Capacidade não é volume. Saldanha processa cerca de 96% das exportações de minério de ferro sul-africanas e tem licença para 60 milhões de toneladas por ano, com uma candidatura pendente para aumentar a sua licença de emissão atmosférica para 76 milhões e um substituto de descarregador a ser encomendado pela Transnet. Nenhum desses números diz o que foi efetivamente expedido no ano passado.
- **Verifique o período de reporte antes de comparar.** O ano financeiro australiano contra o ano civil é o erro mais comum em tabelas em massa.
- Separe a capacidade instalada das cargas reais. Richards Bay, com uma capacidade de 91 milhões contra uma meta de 65 milhões, é o caso mais claro neste ranking.
- **Pergunte se um terminal exporta ou transfere.** Portos chineses de carvão manuseiam volumes enormes sem exportar uma tonelada.
- Veja a ligação ferroviária, não o cais. As filas de Queensland e as falhas sul-africanas remontam ao transporte terrestre.
- **Preço por tonelada-milha, não por tonelada.** Uma tonelada do Brasil consome cerca de três vezes a capacidade do navio de uma tonelada do Pilbara.
Os terminais de granel situam-se na zona mais profunda da mesa de calado, porque os cascos Capesize e Valemax necessitam de água que a maioria dos portos de contentores nunca proporciona, um padrão visível no nosso ranking do portos mais profundos do mundo.

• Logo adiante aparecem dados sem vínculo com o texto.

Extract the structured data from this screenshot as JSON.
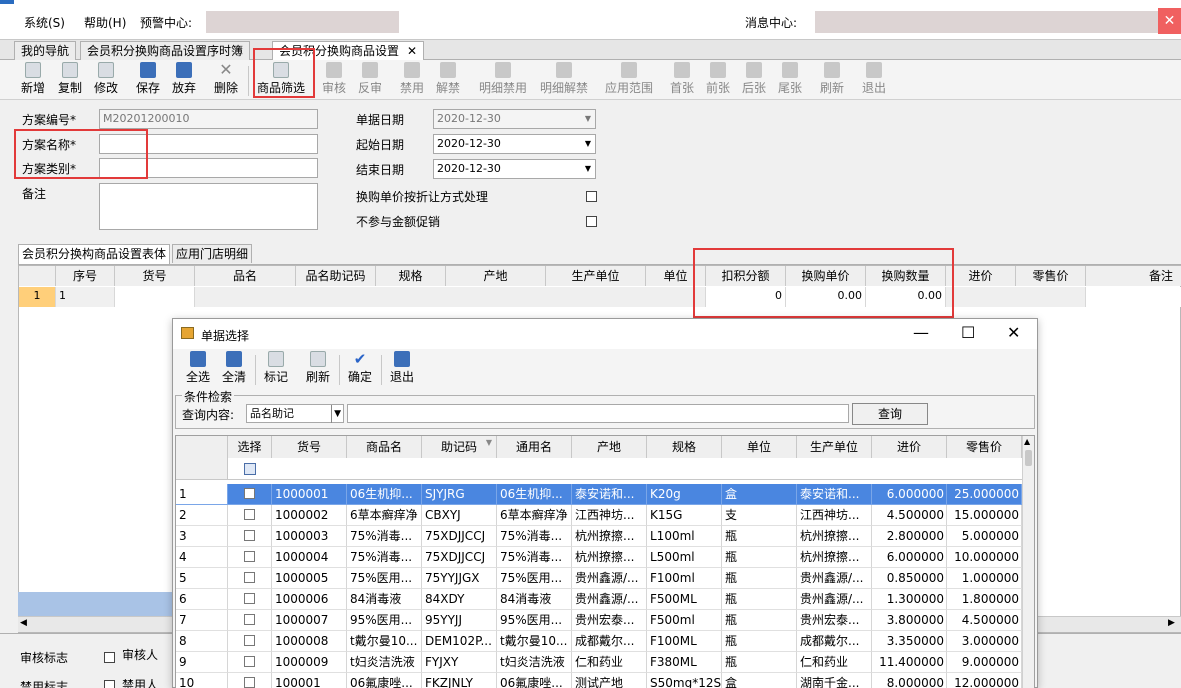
{
  "menubar": {
    "system": "系统(S)",
    "help": "帮助(H)",
    "alert_center": "预警中心:",
    "message_center": "消息中心:"
  },
  "tabs": [
    {
      "label": "我的导航"
    },
    {
      "label": "会员积分换购商品设置序时簿"
    },
    {
      "label": "会员积分换购商品设置"
    }
  ],
  "toolbar": [
    {
      "label": "新增"
    },
    {
      "label": "复制"
    },
    {
      "label": "修改"
    },
    {
      "label": "保存"
    },
    {
      "label": "放弃"
    },
    {
      "label": "删除"
    },
    {
      "label": "商品筛选"
    },
    {
      "label": "审核"
    },
    {
      "label": "反审"
    },
    {
      "label": "禁用"
    },
    {
      "label": "解禁"
    },
    {
      "label": "明细禁用"
    },
    {
      "label": "明细解禁"
    },
    {
      "label": "应用范围"
    },
    {
      "label": "首张"
    },
    {
      "label": "前张"
    },
    {
      "label": "后张"
    },
    {
      "label": "尾张"
    },
    {
      "label": "刷新"
    },
    {
      "label": "退出"
    }
  ],
  "form": {
    "scheme_no_label": "方案编号*",
    "scheme_no_value": "M20201200010",
    "scheme_name_label": "方案名称*",
    "scheme_type_label": "方案类别*",
    "remark_label": "备注",
    "doc_date_label": "单据日期",
    "doc_date_value": "2020-12-30",
    "start_date_label": "起始日期",
    "start_date_value": "2020-12-30",
    "end_date_label": "结束日期",
    "end_date_value": "2020-12-30",
    "discount_label": "换购单价按折让方式处理",
    "no_promo_label": "不参与金额促销"
  },
  "lower_tabs": [
    {
      "label": "会员积分换构商品设置表体"
    },
    {
      "label": "应用门店明细"
    }
  ],
  "grid": {
    "headers": [
      "序号",
      "货号",
      "品名",
      "品名助记码",
      "规格",
      "产地",
      "生产单位",
      "单位",
      "扣积分额",
      "换购单价",
      "换购数量",
      "进价",
      "零售价",
      "备注"
    ],
    "row": {
      "rownum": "1",
      "seq": "1",
      "points": "0",
      "price": "0.00",
      "qty": "0.00"
    }
  },
  "bottom": {
    "audit_flag": "审核标志",
    "auditor": "审核人",
    "disable_flag": "禁用标志",
    "disabler": "禁用人"
  },
  "dialog": {
    "title": "单据选择",
    "toolbar": [
      {
        "label": "全选"
      },
      {
        "label": "全清"
      },
      {
        "label": "标记"
      },
      {
        "label": "刷新"
      },
      {
        "label": "确定"
      },
      {
        "label": "退出"
      }
    ],
    "cond_title": "条件检索",
    "query_label": "查询内容:",
    "query_field": "品名助记",
    "query_button": "查询",
    "headers": [
      "选择",
      "货号",
      "商品名",
      "助记码",
      "通用名",
      "产地",
      "规格",
      "单位",
      "生产单位",
      "进价",
      "零售价"
    ],
    "rows": [
      [
        "1",
        "1000001",
        "06生机抑...",
        "SJYJRG",
        "06生机抑...",
        "泰安诺和...",
        "K20g",
        "盒",
        "泰安诺和...",
        "6.000000",
        "25.000000"
      ],
      [
        "2",
        "1000002",
        "6草本癣痒净",
        "CBXYJ",
        "6草本癣痒净",
        "江西神坊...",
        "K15G",
        "支",
        "江西神坊...",
        "4.500000",
        "15.000000"
      ],
      [
        "3",
        "1000003",
        "75%消毒...",
        "75XDJJCCJ",
        "75%消毒...",
        "杭州撩擦...",
        "L100ml",
        "瓶",
        "杭州撩擦...",
        "2.800000",
        "5.000000"
      ],
      [
        "4",
        "1000004",
        "75%消毒...",
        "75XDJJCCJ",
        "75%消毒...",
        "杭州撩擦...",
        "L500ml",
        "瓶",
        "杭州撩擦...",
        "6.000000",
        "10.000000"
      ],
      [
        "5",
        "1000005",
        "75%医用...",
        "75YYJJGX",
        "75%医用...",
        "贵州鑫源/...",
        "F100ml",
        "瓶",
        "贵州鑫源/...",
        "0.850000",
        "1.000000"
      ],
      [
        "6",
        "1000006",
        "84消毒液",
        "84XDY",
        "84消毒液",
        "贵州鑫源/...",
        "F500ML",
        "瓶",
        "贵州鑫源/...",
        "1.300000",
        "1.800000"
      ],
      [
        "7",
        "1000007",
        "95%医用...",
        "95YYJJ",
        "95%医用...",
        "贵州宏泰...",
        "F500ml",
        "瓶",
        "贵州宏泰...",
        "3.800000",
        "4.500000"
      ],
      [
        "8",
        "1000008",
        "t戴尔曼10...",
        "DEM102P...",
        "t戴尔曼10...",
        "成都戴尔...",
        "F100ML",
        "瓶",
        "成都戴尔...",
        "3.350000",
        "3.000000"
      ],
      [
        "9",
        "1000009",
        "t妇炎洁洗液",
        "FYJXY",
        "t妇炎洁洗液",
        "仁和药业",
        "F380ML",
        "瓶",
        "仁和药业",
        "11.400000",
        "9.000000"
      ],
      [
        "10",
        "100001",
        "06氟康唑...",
        "FKZJNLY",
        "06氟康唑...",
        "测试产地",
        "S50mg*12S",
        "盒",
        "湖南千金...",
        "8.000000",
        "12.000000"
      ]
    ]
  }
}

O granel agrícola segue uma geografia de carga totalmente separada, que abordamos no maiores portos de exportação de cereais.
Perguntas frequentes
**Qual é o maior terminal de exportação a granel do mundo em 2026?** Port Hedland, na Austrália Ocidental. Embarcou 571,6 milhões de toneladas de minério de ferro no ano até junho de 2026 e 580,4 milhões de toneladas de carga total, mais do que o triplo do volume do próximo maior terminal de minério de ferro.
Qual é o maior terminal de exportação de carvão? Newcastle, em Nova Gales do Sul, com 149,19 milhões de toneladas de exportações de carvão em 2025. Richards Bay, na África do Sul, tem maior capacidade instalada num único terminal, com 91 milhões de toneladas por ano, mas atualmente movimenta bem menos do que isso.
A paralisação em Port Hedland em julho de 2026 interrompeu o fornecimento de minério de ferro? Não de forma material. A ação, em 17 de julho de 2026, durou oito horas, envolveu cerca de 200 dos aproximadamente 450 trabalhadores do terminal, e os carregamentos continuaram. O efeito duradouro foi a fila: o tempo de espera fora do porto manteve-se perto de 8,7 dias no final de julho, pelo que o custo surgiu como sobrestadia em vez de toneladas perdidas.
**Porque é que os rankings de terminais a granel diferem tanto entre fontes?** Porque as fontes misturam dados do ano financeiro com os do ano civil, citam a capacidade instalada em vez das descargas, e por vezes incluem portos de transferência doméstica como Qinhuangdao juntamente com portos de exportação genuínos. Verifico todos os três pontos antes de comparar quaisquer dois terminais.
Fontes: Estatísticas de comércio da Pilbara Ports Authority para o ano financeiro de 2025 a 2026, revisão operacional da BHP até junho de 2026, relatórios de comércio do Porto de Newcastle para 2025, divulgações do terminal Newcastle Coal Infrastructure Group, dados mensais de carvão dos portos North Queensland Bulk Ports e Gladstone Ports para maio e junho de 2026, dados de embarque do terminal Vale para o primeiro semestre de 2026, declarações de gestão do Richards Bay Coal Terminal, comunicados do projeto Transnet Saldanha, mais relatórios contemporâneos sobre a paralisação do Porto Hedland em 17 de julho de 2026. Os volumes a granel mensais variam com o clima e a disponibilidade de ferrovias, portanto, trate os números de um único mês como indicativos.